Les professionnels en activité non titulaires de ces qualifications, qui mettent en œuvre des psychothérapies depuis plus de cinq ans à la date de promulgation de la présente loi, pourront poursuivre cette activité thérapeutique sous réserve de satisfaire dans les trois années suivant la promulgation de la présente loi à une évaluation de leurs connaissances devant un jury d’accréditation régional. La composition, les attributions et les modalités de fonctionnement de ce jury seront fixées par arrêté conjoint du ministre chargé de la santé et du ministre chargé de l’enseignement supérieur, après avis d’un Collège scientifique national, dont les membres seront proposés par les Universitaires de psychiatrie et de psychologie, les Sociétés psychanalytiques, les Fédérations de psychiatres et de psychologues, et par les Ministères de la Santé et de l’Education nationale. Il reviendra à ce Collège de qualifier les instituts de formation.

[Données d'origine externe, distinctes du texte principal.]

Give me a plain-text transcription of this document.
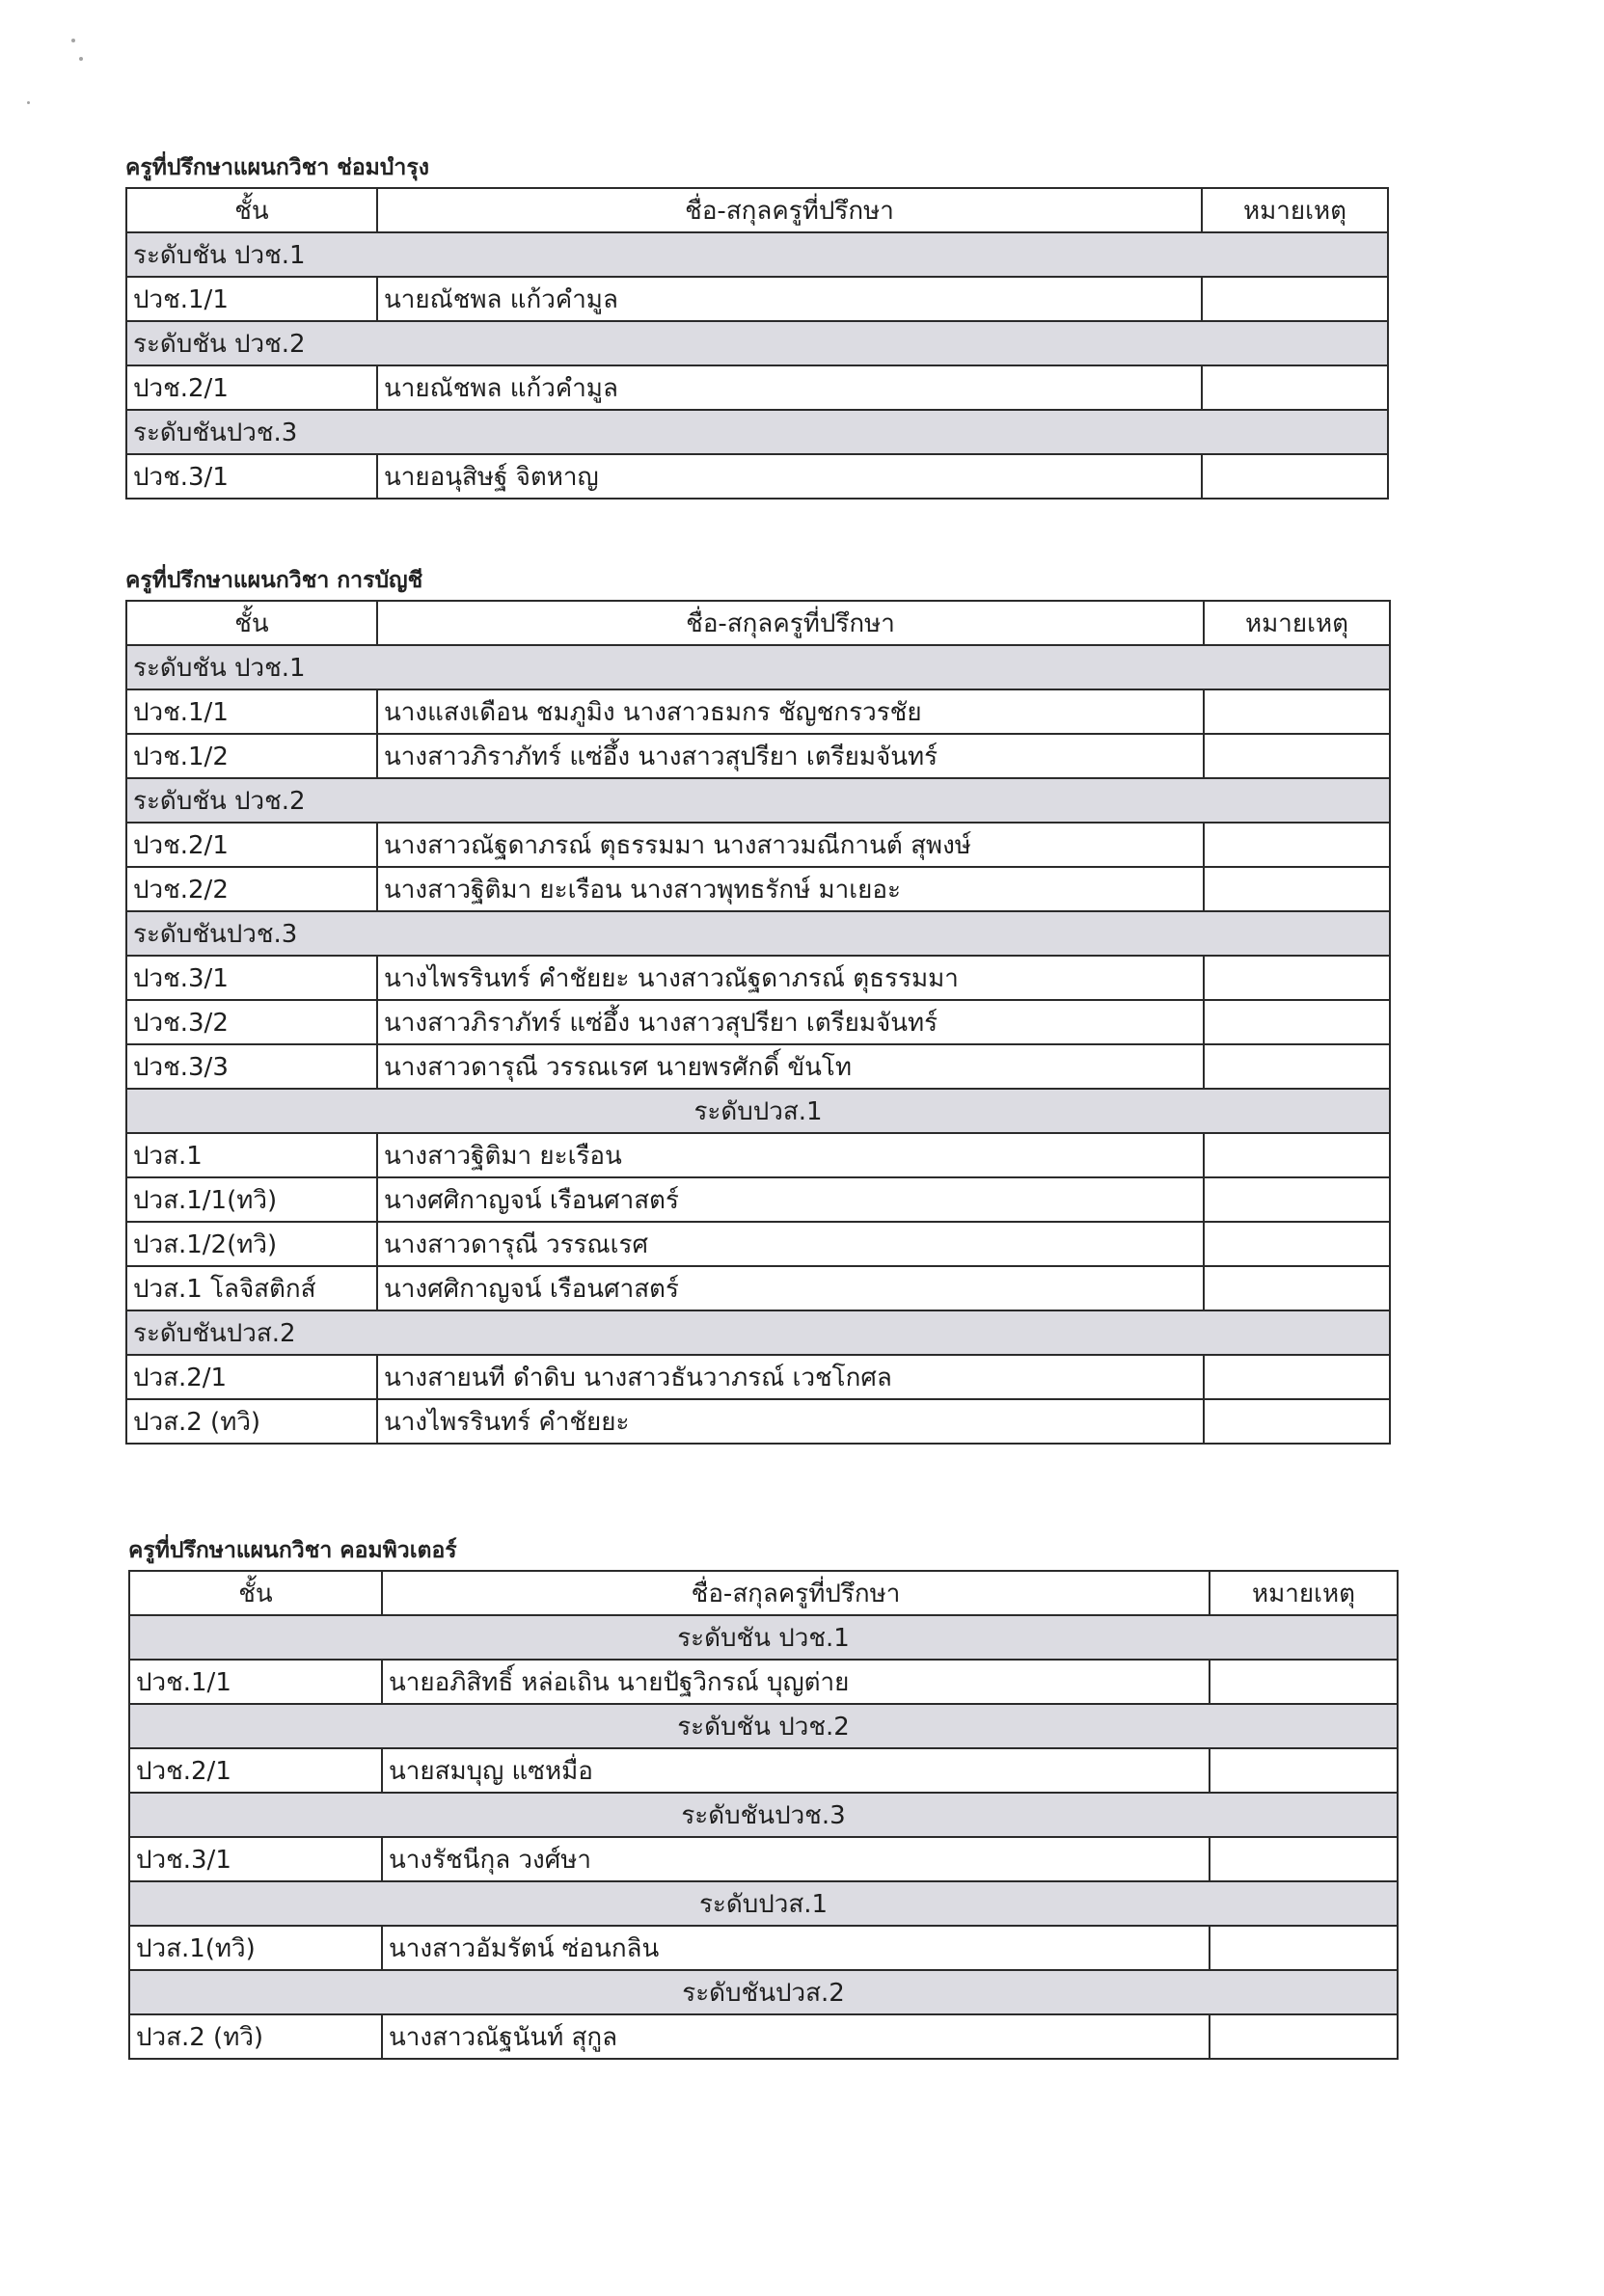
ครูที่ปรึกษาแผนกวิชา ช่อมบำรุง
ชั้น	ชื่อ-สกุลครูที่ปรึกษา	หมายเหตุ
ระดับชัน ปวช.1		
ปวช.1/1	นายณัชพล แก้วคำมูล	
ระดับชัน ปวช.2		
ปวช.2/1	นายณัชพล แก้วคำมูล	
ระดับชันปวช.3		
ปวช.3/1	นายอนุสิษฐ์ จิตหาญ	
ครูที่ปรึกษาแผนกวิชา การบัญชี
ชั้น	ชื่อ-สกุลครูที่ปรึกษา	หมายเหตุ
ระดับชัน ปวช.1		
ปวช.1/1	นางแสงเดือน ชมภูมิง นางสาวธมกร ชัญชกรวรชัย	
ปวช.1/2	นางสาวภิราภัทร์ แซ่อึ้ง นางสาวสุปรียา เตรียมจันทร์	
ระดับชัน ปวช.2		
ปวช.2/1	นางสาวณัฐดาภรณ์ ตุธรรมมา นางสาวมณีกานต์ สุพงษ์	
ปวช.2/2	นางสาวฐิติมา ยะเรือน นางสาวพุทธรักษ์ มาเยอะ	
ระดับชันปวช.3		
ปวช.3/1	นางไพรรินทร์ คำชัยยะ นางสาวณัฐดาภรณ์ ตุธรรมมา	
ปวช.3/2	นางสาวภิราภัทร์ แซ่อึ้ง นางสาวสุปรียา เตรียมจันทร์	
ปวช.3/3	นางสาวดารุณี วรรณเรศ นายพรศักดิ์ ขันโท	
ระดับปวส.1		
ปวส.1	นางสาวฐิติมา ยะเรือน	
ปวส.1/1(ทวิ)	นางศศิกาญจน์ เรือนศาสตร์	
ปวส.1/2(ทวิ)	นางสาวดารุณี วรรณเรศ	
ปวส.1 โลจิสติกส์	นางศศิกาญจน์ เรือนศาสตร์	
ระดับชันปวส.2		
ปวส.2/1	นางสายนที ดำดิบ นางสาวธันวาภรณ์ เวชโกศล	
ปวส.2 (ทวิ)	นางไพรรินทร์ คำชัยยะ	
ครูที่ปรึกษาแผนกวิชา คอมพิวเตอร์
ชั้น	ชื่อ-สกุลครูที่ปรึกษา	หมายเหตุ
ระดับชัน ปวช.1		
ปวช.1/1	นายอภิสิทธิ์ หล่อเถิน นายปัฐวิกรณ์ บุญต่าย	
ระดับชัน ปวช.2		
ปวช.2/1	นายสมบุญ แซหมื่อ	
ระดับชันปวช.3		
ปวช.3/1	นางรัชนีกุล วงศ์ษา	
ระดับปวส.1		
ปวส.1(ทวิ)	นางสาวอัมรัตน์ ซ่อนกลิน	
ระดับชันปวส.2		
ปวส.2 (ทวิ)	นางสาวณัฐนันท์ สุกูล	
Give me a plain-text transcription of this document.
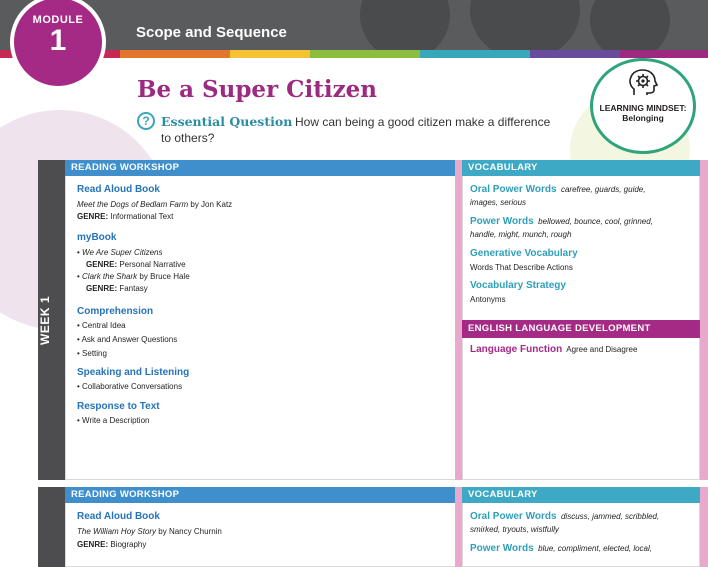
Scope and Sequence
MODULE
1
Be a Super Citizen
? Essential Question How can being a good citizen make a difference
to others?
LEARNING MINDSET:
Belonging
WEEK 1
READING WORKSHOP	VOCABULARY
Read Aloud Book
Meet the Dogs of Bedlam Farm by Jon Katz
GENRE: Informational Text
myBook
• We Are Super Citizens
GENRE: Personal Narrative
• Clark the Shark by Bruce Hale
GENRE: Fantasy
Comprehension
• Central Idea
• Ask and Answer Questions
• Setting
Speaking and Listening
• Collaborative Conversations
Response to Text
• Write a Description
Oral Power Words carefree, guards, guide,
images, serious
Power Words bellowed, bounce, cool, grinned,
handle, might, munch, rough
Generative Vocabulary
Words That Describe Actions
Vocabulary Strategy
Antonyms
ENGLISH LANGUAGE DEVELOPMENT
Language Function Agree and Disagree
READING WORKSHOP	VOCABULARY
Read Aloud Book
The William Hoy Story by Nancy Churnin
GENRE: Biography
Oral Power Words discuss, jammed, scribbled,
smirked, tryouts, wistfully
Power Words blue, compliment, elected, local,
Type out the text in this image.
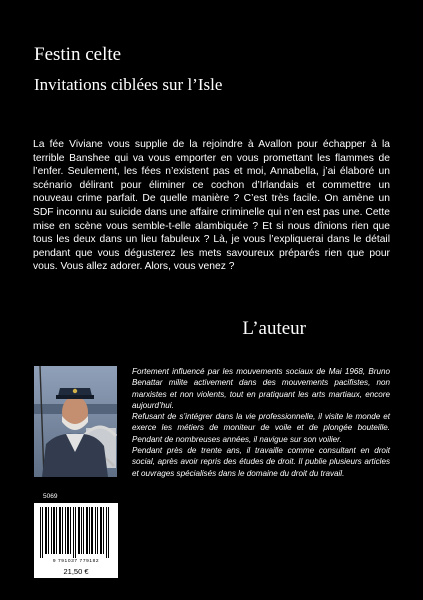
Festin celte
Invitations ciblées sur l’Isle

La fée Viviane vous supplie de la rejoindre à Avallon pour échapper à la terrible Banshee qui va vous emporter en vous promettant les flammes de l’enfer. Seulement, les fées n’existent pas et moi, Annabella, j’ai élaboré un scénario délirant pour éliminer ce cochon d’Irlandais et commettre un nouveau crime parfait. De quelle manière ? C’est très facile. On amène un SDF inconnu au suicide dans une affaire criminelle qui n’en est pas une. Cette mise en scène vous semble-t-elle alambiquée ? Et si nous dînions rien que tous les deux dans un lieu fabuleux ? Là, je vous l’expliquerai dans le détail pendant que vous dégusterez les mets savoureux préparés rien que pour vous. Vous allez adorer. Alors, vous venez ?

L’auteur

Fortement influencé par les mouvements sociaux de Mai 1968, Bruno Benattar milite activement dans des mouvements pacifistes, non marxistes et non violents, tout en pratiquant les arts martiaux, encore aujourd’hui.

Refusant de s’intégrer dans la vie professionnelle, il visite le monde et exerce les métiers de moniteur de voile et de plongée bouteille. Pendant de nombreuses années, il navigue sur son voilier.

Pendant près de trente ans, il travaille comme consultant en droit social, après avoir repris des études de droit. Il publie plusieurs articles et ouvrages spécialisés dans le domaine du droit du travail.

5069
9 791037 779182
21,50 €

La psychanalyse et ses diverses applications doivent garder leur qualité de référence indispensable et singulière. L’enseignement de la psychanalyse, la formation et la reconnaissance de la qualification de ses membres relèvent de la seule responsabilité des sociétés de psychanalyse.

Les relations entre le Collège scientifique, les Pouvoirs Publics, les professionnels et les patients-usagers s’appuieront sur la médiation d’une commission compétente du Conseil Consultatif National d’Ethique. »


Dr. Christian VASSEUR est psychiatre, président de l'AFP (Association française de psychiatrie) et membre de la SPP (Société psychanalytique de Paris). Il a collaboré pour l'écriture première de l'amendement Accoyer.